Deutsche Bank’s top accountant steps aside amid Wirecard investigation [NY Post] Deutsche Bank’s chief accounting officer Andreas Loetscher was forced to temporarily step aside amid a probe into his prior role as a lead auditor into the German payments processor, which collapsed in June after admitting that $2.1 billion of its cash might not exist.

This company allows workers to take a 6-month leave of absence and retain 20% pay—here’s why [CNBC] Let’s save you a click, it’s PwC and it’s so they can take care of their kids.

Deloitte to double India workforce in 2-3 years: Punit Renjen [Hindustan Times] “We have 55,000 individuals who serve the most prominent clients and government in India and the world from India. We have centres in Hyderabad, Gurgaon and Pune that serve the world. Our plan over the next two to three years is to double that workforce. It is partly because of the talent arbitrage opportunity,” he said.

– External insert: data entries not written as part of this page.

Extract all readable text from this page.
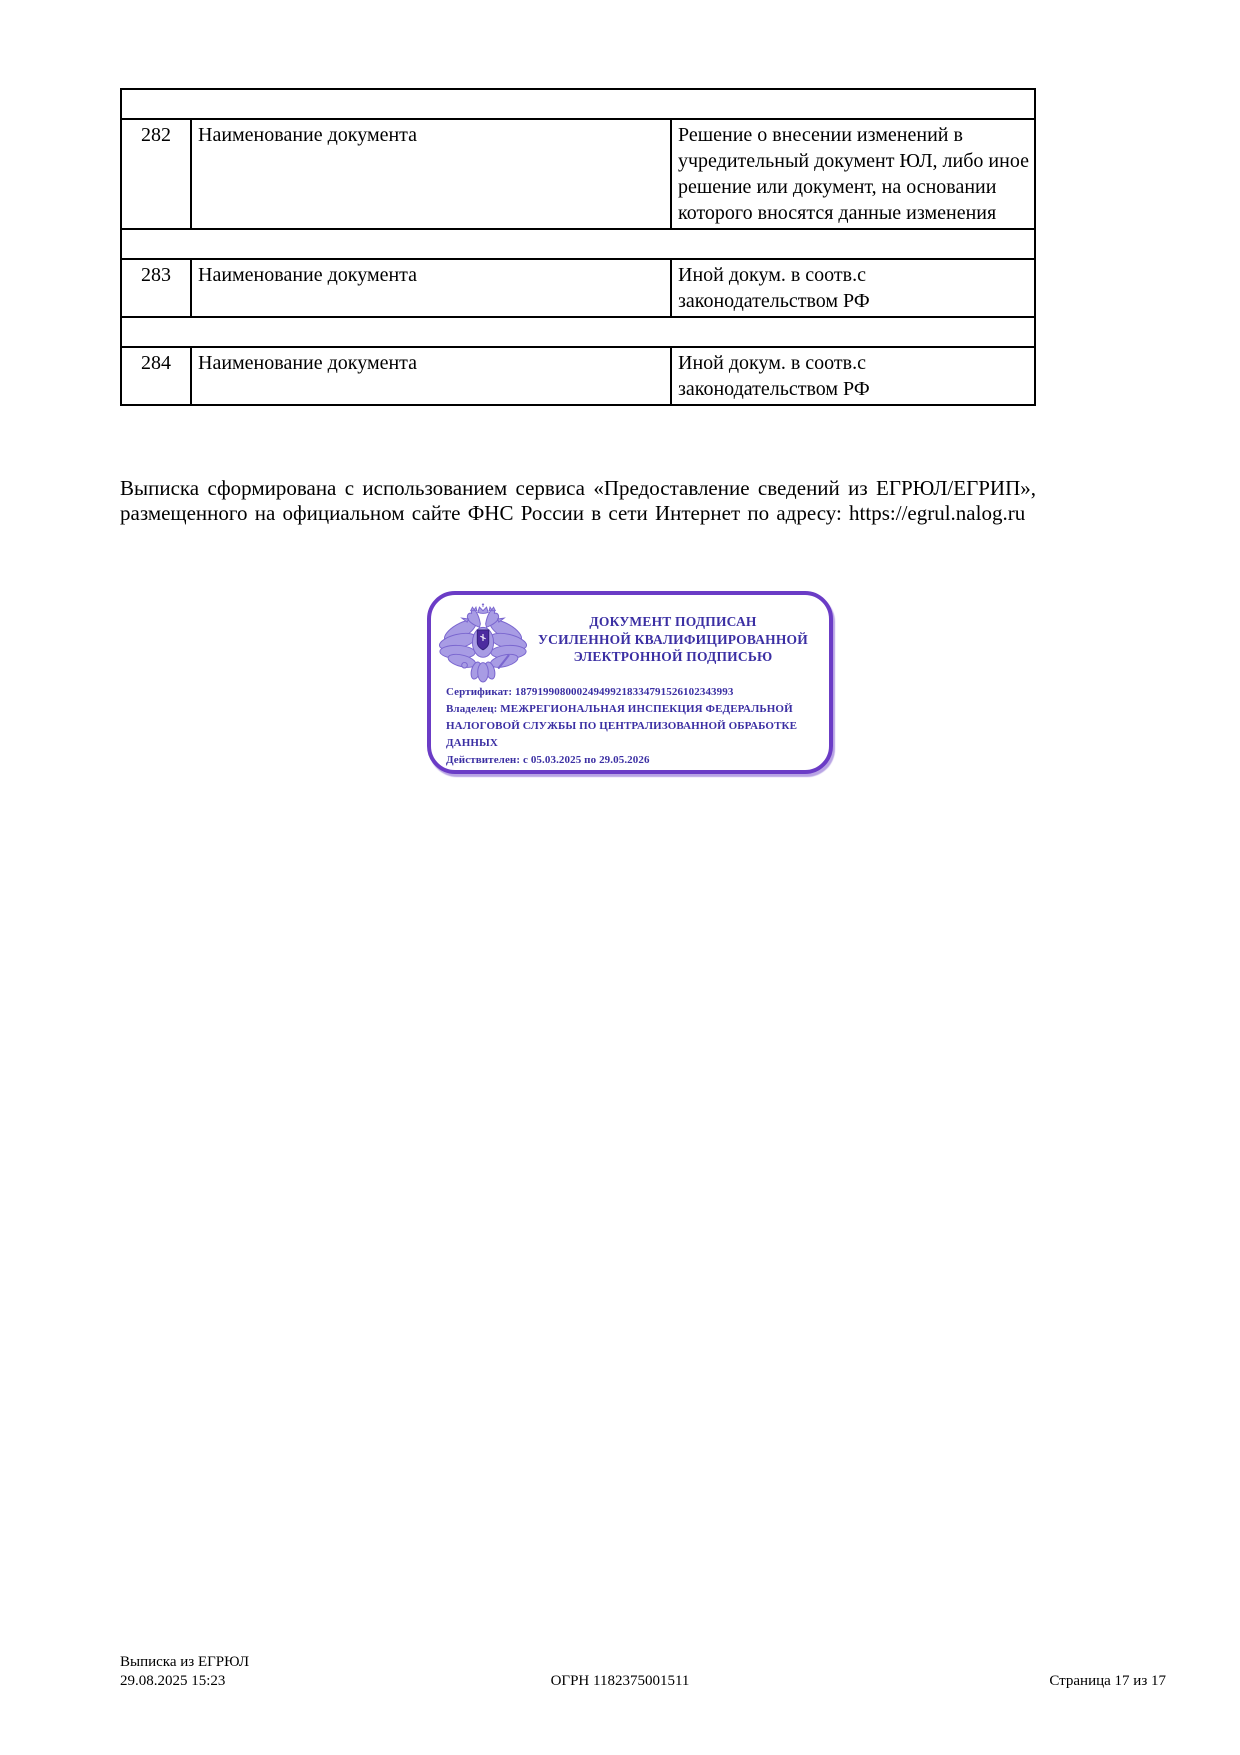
282	Наименование документа	Решение о внесении изменений в учредительный документ ЮЛ, либо иное решение или документ, на основании которого вносятся данные изменения

283	Наименование документа	Иной докум. в соотв.с законодательством РФ

284	Наименование документа	Иной докум. в соотв.с законодательством РФ

Выписка сформирована с использованием сервиса «Предоставление сведений из ЕГРЮЛ/ЕГРИП», размещенного на официальном сайте ФНС России в сети Интернет по адресу: https://egrul.nalog.ru

ДОКУМЕНТ ПОДПИСАН
УСИЛЕННОЙ КВАЛИФИЦИРОВАННОЙ
ЭЛЕКТРОННОЙ ПОДПИСЬЮ
Сертификат: 187919908000249499218334791526102343993
Владелец: МЕЖРЕГИОНАЛЬНАЯ ИНСПЕКЦИЯ ФЕДЕРАЛЬНОЙ НАЛОГОВОЙ СЛУЖБЫ ПО ЦЕНТРАЛИЗОВАННОЙ ОБРАБОТКЕ ДАННЫХ
Действителен: с 05.03.2025 по 29.05.2026
Выписка из ЕГРЮЛ
29.08.2025 15:23	ОГРН 1182375001511	Страница 17 из 17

SEC Approves Plan to Bring More Detailed Stock-Market Data to Public [Wall Street Journal] The Securities and Exchange Commission approved a plan to beef up the public data feeds that broadcast stock prices to investors, broadening access to market information that exchanges sell to professional traders at a premium. Under the SEC’s plan, detailed data showing supply and demand for stocks will be added to the public feeds, which are called securities information processors, or SIPs. Wall Street banks and electronic trading firms use such data to predict short-term price moves and ensure that they get good prices when buying or selling stocks.

Why does the SEC whistleblower reward program have so many secrets? [The FCPA Blog] Shouldn’t the media be allowed to interact with whistleblowers, ask them questions? Where do they come from? Are bankers the savviest whistleblowers, or is it the watchful security guard? Are most successful whistleblowers high-paid insiders who can afford the years-long process, hoping for a positive result? Has anyone ever been awarded twice? Three times?

Quality suffers for audit offices that emphasize non-audit services, study shows [Notre Dame News] “The distraction effect of non-audit services on audit quality” is forthcoming in the Journal of Accounting and Economics from Erik Beardsley and Andrew Imdieke, assistant professors of accountancy at Notre Dame’s Mendoza College of Business, along with Thomas Omer at the University of Nebraska-Lincoln.